Re: *alloc API changes

From: Rasmus Villemoes
Date: Mon May 07 2018 - 17:41:21 EST


On 2018-05-05 06:24, Kees Cook wrote:
>
>> Right, I was thinking:
>>
>> static inline size_t mul_ab(size_t a, size_t b)
>> {
>> #if COMPILER_SUPPORTS_OVERFLOW
>> unsigned long c;
>> if (__builtin_mul_overflow(a, b, &c))
>> return SIZE_MAX;
>> return c;
>> #else
>> if (b != 0 && a >= SIZE_MAX / b)
>> return SIZE_MAX;
>> return a * b;
>> #endif
>> }
>
> Rasmus, what do you think of a saturating version of your helpers?

They'd be trivial to implement (using the __type_max that I had to
introduce anyway), and I'd prefer they'd have sat_ in their name - not
just smult, s would more likely be interpreted as "signed". On that
note, I'd want to enforce the sat_ ones are only used for unsigned
types, because there's no sane value to saturate to for signed operands.

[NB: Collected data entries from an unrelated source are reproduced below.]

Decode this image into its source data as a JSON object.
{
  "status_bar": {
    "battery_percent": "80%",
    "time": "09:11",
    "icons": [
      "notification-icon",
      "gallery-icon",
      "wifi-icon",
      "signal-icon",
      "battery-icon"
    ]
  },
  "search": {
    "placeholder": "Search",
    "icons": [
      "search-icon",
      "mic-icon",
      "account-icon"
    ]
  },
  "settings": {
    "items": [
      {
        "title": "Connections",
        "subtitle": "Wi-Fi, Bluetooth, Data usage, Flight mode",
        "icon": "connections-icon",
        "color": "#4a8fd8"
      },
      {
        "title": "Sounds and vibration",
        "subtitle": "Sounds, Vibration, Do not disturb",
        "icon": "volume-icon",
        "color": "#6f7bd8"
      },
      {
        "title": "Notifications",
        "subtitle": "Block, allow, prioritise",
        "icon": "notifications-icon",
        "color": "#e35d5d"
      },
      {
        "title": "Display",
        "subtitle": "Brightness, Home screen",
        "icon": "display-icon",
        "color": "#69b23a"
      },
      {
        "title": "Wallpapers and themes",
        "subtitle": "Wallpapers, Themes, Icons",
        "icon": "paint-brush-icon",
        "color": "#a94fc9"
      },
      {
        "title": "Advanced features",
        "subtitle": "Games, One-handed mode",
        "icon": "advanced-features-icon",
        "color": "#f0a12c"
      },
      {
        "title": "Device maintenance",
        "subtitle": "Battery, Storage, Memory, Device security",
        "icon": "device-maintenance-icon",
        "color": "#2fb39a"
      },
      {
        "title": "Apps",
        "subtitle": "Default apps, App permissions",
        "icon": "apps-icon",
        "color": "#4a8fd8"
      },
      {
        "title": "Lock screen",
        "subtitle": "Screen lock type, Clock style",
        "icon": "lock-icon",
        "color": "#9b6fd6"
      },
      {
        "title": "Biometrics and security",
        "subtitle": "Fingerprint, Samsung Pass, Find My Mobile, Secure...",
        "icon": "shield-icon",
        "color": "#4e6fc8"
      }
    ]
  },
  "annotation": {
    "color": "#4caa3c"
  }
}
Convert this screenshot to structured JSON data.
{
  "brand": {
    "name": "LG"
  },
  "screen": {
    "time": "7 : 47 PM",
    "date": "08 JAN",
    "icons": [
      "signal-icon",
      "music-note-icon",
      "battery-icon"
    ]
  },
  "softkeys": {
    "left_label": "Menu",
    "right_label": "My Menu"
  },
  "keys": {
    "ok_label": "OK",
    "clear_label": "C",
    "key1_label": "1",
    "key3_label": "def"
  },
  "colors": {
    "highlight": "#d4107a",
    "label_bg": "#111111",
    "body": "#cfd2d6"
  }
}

But I don't think we should do the allocation-overflow in terms of
saturate-and-rely-on-allocator-rejecting it. I suppose we'll still have
the computation done in a static inline (to let the compiler see if one
or both operands are constants, and generate code accordingly). If we do

static inline void *kmalloc_array(size_t n, size_t size, gfp_t flags)
{
size_t p;
p = sat_mul(n, size);
return __kmalloc(p, flags);
}

with sat_mul being implemented in terms of __builtin_mul_overflow(), gcc
will probably waste a temp register on loading SIZE_MAX (or whatever
sentinel we use), and do a pipeline-stalling cmov to the register used
to pass p.

If instead we do

static inline void *kmalloc_array(size_t n, size_t size, gfp_t flags)
{
size_t p;
if (check_mul_overflow(n, size, &p))
return NULL;
return __kmalloc(p, flags);
}

we'd not get any extra code in the caller (that is, just a "mul" and
"jo", instead of a load-immediate, mul, cmov), because gcc should be
smart enough to combine the "return NULL" with the test for NULL which
the caller code has, and thus make the jump go directly to the error
handling (that error handling is likely itself a jump, but the "jo" will
just get redirected to the target of that one).

Also, I'd hate to have sat_mul not really saturating to type_max(t), but
some large-enough-that-all-underlying-allocators-reject-it.

> The only fear I have with the saturating helpers is that we'll end up
> using them in places that don't recognize SIZE_MAX. Like, say:
>
> size = mul(a, b) + 1;
>
> then *poof* size == 0. Now, I'd hope that code would use add(mul(a,
> b), 1), but still... it makes me nervous.
>
>> You don't need the size check here. We have the size check buried deep in
>> alloc_pages (look for MAX_ORDER), so kmalloc and then alloc_pages will try
>> a bunch of paths all of which fail before returning NULL.
>
> Good point. Though it does kind of creep me out to let a known-bad
> size float around in the allocator until it decides to reject it. I
> would think an early:
>
> if (unlikely(size == SIZE_MAX))
> return NULL;
>
> would have virtually no cycle count difference...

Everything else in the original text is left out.